So many of us learn from our patriarchal social conditioning to believe that we don’t matter.
We learn this through messaging that tells us our emotions are wrong — that we shouldn’t be strong, or we shouldn’t be vulnerable — that we shouldn’t speak up, or we shouldn’t be tender — that we shouldn’t feel sad, or we shouldn’t feel angry, or even that we shouldn’t feel pleasure — that our natural array of human needs and feelings are wrong.
And when we learn to believe that our true selves don’t matter, it impacts how we relate with others.
When I treat my feelings and needs as unimportant or insignificant or wrong, my body feels unsafe. And when my body feels unsafe, other people feel untrustworthy — even those who wish to treat me well. Social contact feels dangerous. My nervous system goes on high alert and my body braces with tension and even pain or other stress symptoms.
I feel resentful, competitive and defensive around others. I struggle to recognize and protect myself from unwholesome social interaction, and at the same time, I struggle to accept kindness, because letting others in feels unsafe.

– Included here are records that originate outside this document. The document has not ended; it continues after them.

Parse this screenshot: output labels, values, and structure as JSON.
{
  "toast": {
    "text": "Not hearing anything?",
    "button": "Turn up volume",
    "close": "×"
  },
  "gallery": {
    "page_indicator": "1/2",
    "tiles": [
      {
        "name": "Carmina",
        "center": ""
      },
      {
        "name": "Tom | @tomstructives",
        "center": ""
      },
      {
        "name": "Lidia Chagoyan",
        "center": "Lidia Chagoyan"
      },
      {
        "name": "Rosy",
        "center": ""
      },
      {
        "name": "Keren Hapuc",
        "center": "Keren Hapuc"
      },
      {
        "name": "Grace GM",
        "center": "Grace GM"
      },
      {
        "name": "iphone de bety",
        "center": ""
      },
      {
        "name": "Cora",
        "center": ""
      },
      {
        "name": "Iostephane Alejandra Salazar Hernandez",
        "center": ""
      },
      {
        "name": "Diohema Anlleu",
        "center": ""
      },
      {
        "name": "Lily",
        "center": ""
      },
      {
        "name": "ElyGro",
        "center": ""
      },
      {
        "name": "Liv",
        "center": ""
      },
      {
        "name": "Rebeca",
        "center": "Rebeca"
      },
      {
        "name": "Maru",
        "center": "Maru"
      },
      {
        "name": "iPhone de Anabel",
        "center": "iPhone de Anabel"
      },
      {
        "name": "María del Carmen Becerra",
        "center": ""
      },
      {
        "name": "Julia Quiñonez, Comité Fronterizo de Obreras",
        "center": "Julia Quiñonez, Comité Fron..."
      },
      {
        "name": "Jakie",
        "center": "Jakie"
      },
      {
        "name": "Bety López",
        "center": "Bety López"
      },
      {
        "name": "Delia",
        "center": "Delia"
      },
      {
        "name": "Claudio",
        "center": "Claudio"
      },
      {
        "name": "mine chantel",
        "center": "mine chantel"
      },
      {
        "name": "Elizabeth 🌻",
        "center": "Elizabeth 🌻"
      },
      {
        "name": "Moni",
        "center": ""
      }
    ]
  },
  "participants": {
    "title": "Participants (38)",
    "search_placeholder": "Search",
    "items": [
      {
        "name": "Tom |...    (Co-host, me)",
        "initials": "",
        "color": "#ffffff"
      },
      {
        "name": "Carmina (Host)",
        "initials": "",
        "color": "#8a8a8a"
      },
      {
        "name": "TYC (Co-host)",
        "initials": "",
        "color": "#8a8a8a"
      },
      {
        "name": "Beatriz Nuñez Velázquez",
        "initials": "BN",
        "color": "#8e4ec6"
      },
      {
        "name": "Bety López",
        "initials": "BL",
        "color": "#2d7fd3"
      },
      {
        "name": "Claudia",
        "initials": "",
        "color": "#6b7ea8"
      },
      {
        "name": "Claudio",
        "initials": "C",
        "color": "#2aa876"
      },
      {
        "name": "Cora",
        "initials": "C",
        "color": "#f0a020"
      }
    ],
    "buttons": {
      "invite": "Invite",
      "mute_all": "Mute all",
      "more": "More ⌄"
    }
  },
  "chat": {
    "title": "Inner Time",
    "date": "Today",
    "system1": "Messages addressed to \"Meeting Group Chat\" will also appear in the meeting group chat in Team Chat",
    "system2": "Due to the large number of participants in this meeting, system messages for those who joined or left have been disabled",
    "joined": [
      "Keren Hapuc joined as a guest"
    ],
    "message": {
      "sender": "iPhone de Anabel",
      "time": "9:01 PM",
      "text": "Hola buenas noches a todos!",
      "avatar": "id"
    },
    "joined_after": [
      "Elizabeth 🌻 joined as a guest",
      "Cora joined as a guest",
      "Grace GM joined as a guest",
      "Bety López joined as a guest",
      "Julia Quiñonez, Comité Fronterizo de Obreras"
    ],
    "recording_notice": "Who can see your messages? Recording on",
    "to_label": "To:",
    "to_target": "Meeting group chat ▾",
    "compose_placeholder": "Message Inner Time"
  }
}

By contrast, when I have my own back and honor the importance of my feelings and needs, my body feels safe. And when my body feels safe, healthy social connection can feel wonderful! I can discern between social interaction that feels wholesome or unwholesome, and I can make space for the imperfections that happen within loving connections. My heart fills with warmth, compassion and generosity.
Everything and everyone in this world is safer and better off when we each treat ourselves first with love, respect and dignity.